Gateway to the East
Germany’s waterways have offered it access to the greater continent of Europe since Roman times.
With the fall of the Berlin Wall and the collapse of the Soviet Union, the German dream of lebensraum was revived. When the unification of Europe into a federation of states, dominated by Germany, became a reality, East was to be joined with West.
Crucial to this unification of a Germanized Europe are the German Unity Transport Projects. Of particular note within this visionary effort to unite the middle European transit systems is Project 17—the development of the existing waterway link between Hannover in north-central Germany and Berlin in the northeast.
This pièce de résistance within the Unity Transport developments involves the most ambitious project of all: the 1 kilometer-long canal bridge over the Elbe River at Magdeburg, directly linking the Mitteland Canal and the Elbe-Havel Canal.
Up to now, shipping traveling from Germany’s massive North Sea ports to Berlin had to make huge detours before it could head in the direction of the German capital and on into Eastern Europe. The new canal bridge will speed the transfer of goods east and west along one of the busiest transport routes in Europe.
This huge engineering feat was actually begun within an earlier decade of German expansionary vision, the 1930s, but was abruptly terminated during World War ii.
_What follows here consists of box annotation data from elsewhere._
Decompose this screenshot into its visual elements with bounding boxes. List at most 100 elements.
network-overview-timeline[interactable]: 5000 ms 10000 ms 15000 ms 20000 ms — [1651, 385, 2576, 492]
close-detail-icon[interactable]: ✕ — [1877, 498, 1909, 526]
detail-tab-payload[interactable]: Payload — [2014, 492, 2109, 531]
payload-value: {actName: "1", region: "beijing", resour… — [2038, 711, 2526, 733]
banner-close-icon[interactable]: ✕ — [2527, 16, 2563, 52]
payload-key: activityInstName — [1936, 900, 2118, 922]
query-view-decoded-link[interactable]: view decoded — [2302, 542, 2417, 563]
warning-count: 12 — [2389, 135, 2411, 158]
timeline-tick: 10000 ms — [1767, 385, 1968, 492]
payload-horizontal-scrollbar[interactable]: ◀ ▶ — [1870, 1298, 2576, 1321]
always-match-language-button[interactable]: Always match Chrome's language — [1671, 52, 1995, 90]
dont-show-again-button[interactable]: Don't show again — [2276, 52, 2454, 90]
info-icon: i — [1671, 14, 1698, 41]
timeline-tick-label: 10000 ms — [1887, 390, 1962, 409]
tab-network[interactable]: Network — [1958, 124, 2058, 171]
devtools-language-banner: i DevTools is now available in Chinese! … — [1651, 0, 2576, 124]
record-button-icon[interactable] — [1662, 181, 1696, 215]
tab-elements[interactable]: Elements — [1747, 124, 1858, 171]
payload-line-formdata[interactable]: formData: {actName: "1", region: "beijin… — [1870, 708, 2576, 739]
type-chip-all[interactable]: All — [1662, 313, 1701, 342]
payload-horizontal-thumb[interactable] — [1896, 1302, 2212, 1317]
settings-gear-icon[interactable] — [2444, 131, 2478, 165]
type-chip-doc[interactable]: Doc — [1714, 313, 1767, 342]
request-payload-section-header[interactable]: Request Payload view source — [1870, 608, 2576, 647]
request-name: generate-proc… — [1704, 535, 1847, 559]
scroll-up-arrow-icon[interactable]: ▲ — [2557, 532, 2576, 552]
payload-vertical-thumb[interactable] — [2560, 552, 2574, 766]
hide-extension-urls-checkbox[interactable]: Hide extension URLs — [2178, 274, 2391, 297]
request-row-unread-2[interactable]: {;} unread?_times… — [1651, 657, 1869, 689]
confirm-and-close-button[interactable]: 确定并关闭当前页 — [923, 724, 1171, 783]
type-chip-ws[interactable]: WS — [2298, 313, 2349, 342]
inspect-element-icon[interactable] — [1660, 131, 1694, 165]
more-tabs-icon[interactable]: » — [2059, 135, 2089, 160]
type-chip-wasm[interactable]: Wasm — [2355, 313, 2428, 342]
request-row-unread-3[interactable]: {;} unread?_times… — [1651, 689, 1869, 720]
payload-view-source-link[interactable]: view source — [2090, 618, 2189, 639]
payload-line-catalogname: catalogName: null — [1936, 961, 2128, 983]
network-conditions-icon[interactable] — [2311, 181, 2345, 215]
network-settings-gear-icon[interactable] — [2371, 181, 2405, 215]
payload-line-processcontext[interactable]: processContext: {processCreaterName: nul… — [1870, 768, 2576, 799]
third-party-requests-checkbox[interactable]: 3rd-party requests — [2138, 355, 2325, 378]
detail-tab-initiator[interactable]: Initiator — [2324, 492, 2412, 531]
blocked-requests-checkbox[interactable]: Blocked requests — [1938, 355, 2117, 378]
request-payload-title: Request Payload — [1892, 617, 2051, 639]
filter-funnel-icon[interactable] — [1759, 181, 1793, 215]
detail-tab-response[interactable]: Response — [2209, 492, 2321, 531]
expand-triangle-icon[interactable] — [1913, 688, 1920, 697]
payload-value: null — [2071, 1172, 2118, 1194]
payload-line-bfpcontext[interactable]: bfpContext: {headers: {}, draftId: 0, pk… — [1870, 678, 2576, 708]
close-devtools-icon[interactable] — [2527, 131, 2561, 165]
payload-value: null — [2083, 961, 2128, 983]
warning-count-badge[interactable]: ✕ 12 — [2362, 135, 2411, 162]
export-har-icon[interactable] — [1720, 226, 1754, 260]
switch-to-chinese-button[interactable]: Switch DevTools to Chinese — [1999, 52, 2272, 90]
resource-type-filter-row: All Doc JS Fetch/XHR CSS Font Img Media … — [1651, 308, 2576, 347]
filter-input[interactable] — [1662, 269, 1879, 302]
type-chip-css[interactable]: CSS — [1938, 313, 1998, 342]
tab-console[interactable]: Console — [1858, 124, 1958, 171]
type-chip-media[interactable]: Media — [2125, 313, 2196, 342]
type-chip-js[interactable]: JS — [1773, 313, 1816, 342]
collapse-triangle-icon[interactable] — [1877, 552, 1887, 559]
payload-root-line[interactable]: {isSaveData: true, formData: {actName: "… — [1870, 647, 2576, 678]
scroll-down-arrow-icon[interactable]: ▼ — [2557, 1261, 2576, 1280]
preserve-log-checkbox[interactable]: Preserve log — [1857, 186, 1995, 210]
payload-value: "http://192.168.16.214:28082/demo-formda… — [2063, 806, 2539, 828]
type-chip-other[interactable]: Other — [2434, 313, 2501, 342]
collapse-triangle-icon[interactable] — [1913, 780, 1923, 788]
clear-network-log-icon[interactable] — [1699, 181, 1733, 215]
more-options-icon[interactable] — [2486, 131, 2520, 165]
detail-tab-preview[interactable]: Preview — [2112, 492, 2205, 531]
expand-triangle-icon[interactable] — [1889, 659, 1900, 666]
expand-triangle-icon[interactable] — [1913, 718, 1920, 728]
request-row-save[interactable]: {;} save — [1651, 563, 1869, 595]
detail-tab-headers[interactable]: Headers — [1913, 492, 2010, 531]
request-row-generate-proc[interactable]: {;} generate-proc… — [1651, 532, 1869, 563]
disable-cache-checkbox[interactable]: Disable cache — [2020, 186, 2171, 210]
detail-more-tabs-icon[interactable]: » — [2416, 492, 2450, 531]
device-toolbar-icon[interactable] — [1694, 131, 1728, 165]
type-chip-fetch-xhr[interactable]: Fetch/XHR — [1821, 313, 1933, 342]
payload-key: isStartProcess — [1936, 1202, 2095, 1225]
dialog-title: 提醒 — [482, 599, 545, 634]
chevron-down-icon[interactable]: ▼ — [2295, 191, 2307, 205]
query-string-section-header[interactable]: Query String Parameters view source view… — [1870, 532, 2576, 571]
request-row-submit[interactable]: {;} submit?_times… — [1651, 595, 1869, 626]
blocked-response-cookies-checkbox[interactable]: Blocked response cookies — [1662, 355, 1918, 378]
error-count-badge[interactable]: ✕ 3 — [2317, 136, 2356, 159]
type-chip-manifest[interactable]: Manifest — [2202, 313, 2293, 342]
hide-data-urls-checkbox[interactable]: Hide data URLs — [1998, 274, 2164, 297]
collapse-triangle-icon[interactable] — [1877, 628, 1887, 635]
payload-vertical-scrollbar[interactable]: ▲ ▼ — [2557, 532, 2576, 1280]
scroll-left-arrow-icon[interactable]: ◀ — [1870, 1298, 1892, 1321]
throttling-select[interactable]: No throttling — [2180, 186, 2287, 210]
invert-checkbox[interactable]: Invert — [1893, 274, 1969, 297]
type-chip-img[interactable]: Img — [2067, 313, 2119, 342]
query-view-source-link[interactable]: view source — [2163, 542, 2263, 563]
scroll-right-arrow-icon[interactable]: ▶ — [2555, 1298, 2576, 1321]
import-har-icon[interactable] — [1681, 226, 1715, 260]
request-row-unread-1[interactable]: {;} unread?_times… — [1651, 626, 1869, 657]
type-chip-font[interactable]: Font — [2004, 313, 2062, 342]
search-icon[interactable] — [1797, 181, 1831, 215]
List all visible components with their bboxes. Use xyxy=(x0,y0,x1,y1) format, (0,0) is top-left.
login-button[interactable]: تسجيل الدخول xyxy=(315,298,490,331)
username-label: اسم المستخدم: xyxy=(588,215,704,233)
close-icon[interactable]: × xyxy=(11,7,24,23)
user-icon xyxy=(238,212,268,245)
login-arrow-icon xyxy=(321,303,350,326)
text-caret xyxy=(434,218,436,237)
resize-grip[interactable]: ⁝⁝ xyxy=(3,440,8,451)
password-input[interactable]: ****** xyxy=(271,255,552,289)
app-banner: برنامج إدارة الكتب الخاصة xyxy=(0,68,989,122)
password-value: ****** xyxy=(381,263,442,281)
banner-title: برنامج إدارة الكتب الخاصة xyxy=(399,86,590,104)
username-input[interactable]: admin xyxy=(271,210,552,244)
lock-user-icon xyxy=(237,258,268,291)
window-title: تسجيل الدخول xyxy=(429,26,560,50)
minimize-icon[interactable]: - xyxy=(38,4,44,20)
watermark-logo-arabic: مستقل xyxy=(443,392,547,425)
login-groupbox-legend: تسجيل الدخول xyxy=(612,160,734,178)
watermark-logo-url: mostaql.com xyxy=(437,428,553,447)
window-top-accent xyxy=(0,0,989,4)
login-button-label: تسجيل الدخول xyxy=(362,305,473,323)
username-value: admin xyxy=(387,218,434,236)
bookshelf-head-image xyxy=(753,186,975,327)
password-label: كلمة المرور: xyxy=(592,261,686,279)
Revived in 1998, the great canal bridge project is nearing completion as the time approaches for 13 Eastern European nations to join a federating Europe. Unified by common currency, governmental institutions, judiciary, police and defense, the EU is now being increasingly unified through a massive waterways transport system—largely under the control of the EU’s historically most aggressive member nation. Germany’s gateway to the East is about to open.